Ancak Davutoğlu’nun tasfiyesi sonrası hükümet çephesinde bir tavır değişikliği gözleniyor.
Müslümanlık karşıtı Hıristiyan Avrupa’nın hiçbir zaman Türkiye’yi kabul etmeyeceği, Almanya’da bugünlerde gündeme gelen Ermeni soykırımı konusuyla karıştırılarak yorumlanıyor.
Hayalî bir düşman olarak bir “Üst Akıl” vurgulanıyor. “Yerli ve milli” kavramlaştırması hiç olmadığı kadar öne sürülüyor.

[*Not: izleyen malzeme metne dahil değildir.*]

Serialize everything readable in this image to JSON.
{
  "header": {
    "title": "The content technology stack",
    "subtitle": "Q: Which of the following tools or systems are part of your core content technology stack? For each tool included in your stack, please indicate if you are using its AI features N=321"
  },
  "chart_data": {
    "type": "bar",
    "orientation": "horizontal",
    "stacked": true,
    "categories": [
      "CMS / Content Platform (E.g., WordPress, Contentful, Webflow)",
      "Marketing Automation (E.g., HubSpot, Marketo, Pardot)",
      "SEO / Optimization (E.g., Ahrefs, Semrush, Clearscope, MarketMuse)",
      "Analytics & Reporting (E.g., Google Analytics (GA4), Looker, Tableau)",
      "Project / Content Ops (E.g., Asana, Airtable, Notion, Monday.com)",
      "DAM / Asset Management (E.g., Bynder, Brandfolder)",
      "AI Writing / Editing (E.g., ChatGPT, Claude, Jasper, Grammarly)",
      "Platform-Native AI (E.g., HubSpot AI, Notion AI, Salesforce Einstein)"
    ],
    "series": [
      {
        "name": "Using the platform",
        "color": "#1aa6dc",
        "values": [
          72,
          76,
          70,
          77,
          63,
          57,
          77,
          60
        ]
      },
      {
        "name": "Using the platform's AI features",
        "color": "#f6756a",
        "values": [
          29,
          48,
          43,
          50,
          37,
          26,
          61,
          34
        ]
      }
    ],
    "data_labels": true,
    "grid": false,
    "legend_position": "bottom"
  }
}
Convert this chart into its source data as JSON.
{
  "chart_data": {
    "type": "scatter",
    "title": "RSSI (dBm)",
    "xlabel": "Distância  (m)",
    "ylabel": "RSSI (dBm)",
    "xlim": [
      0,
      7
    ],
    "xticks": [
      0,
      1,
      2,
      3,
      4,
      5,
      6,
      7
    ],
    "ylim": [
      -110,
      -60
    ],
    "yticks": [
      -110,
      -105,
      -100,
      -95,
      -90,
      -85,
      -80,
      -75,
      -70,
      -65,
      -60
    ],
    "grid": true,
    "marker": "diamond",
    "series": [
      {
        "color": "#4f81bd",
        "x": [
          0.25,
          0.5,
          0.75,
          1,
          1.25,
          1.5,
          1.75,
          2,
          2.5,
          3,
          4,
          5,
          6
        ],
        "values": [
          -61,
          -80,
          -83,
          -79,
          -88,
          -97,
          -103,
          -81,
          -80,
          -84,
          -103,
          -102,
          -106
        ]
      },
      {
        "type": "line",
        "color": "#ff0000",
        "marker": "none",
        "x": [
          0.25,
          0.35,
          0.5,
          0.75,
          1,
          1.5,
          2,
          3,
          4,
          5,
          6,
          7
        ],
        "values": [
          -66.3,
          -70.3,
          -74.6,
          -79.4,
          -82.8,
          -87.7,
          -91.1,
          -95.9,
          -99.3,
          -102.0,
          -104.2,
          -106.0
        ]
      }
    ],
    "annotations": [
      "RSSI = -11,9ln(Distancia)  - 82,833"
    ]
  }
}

Hükümet cephesinden konuşan herkesin cümle içinde en az bir kere cumhurbaşkanına saygılarını belirtmesi, üzerinde anlaşılmış bir kural muamelesi görüyor.
Erdoğan’ın bilinen tevazuu bilinmeyen bir gerekçeyle bir süre için (en azından şimdilik) rafa kaldırılmış gibi görünüyor.
Sanki elinde tuttuğu devlet aygıtıyla birlikte AK Parti, Erdoğan liderliğinde bir büyük değişim için kadrolarında ve tabanında yeni bir konsolidasyona, bir saflar sıklaşmasına, yapısal bir dönüşüme girişiyor gibi görünüyor.
Hazırlanan başkanlık sistemi, üzerinde sağlıklı bir tartışma yapılabilecek içerikten halen yoksunken; AK Parti’nin en büyük vaadi olan Yeni Anayasa belirsizlikte bir görünüp bir kaybolurken; Suriye’de savaş yeni boyutlar kazanırken; bir yandan PKK ile kent savaşlarının sonu gelir ve diğer yandan işin nereye evrileceği yeni bir belirsizliğe yuvarlanırken; üzerinde hem AK Parti ve hem de muhalefet tarafından fırtınalar koparılmış “dokunulmazlıklar” 12 gündür Erdoğan’ın imzasını beklerken…
Türkiye ile AB arasında Ege Denizi’nin yeni kurbanlar almayacağı bir anlaşma ile AK Parti’nin değişime şartlanmış kafalarının geçmiş yöntem ve başarılarını hatırlamaları ümit ediliyor.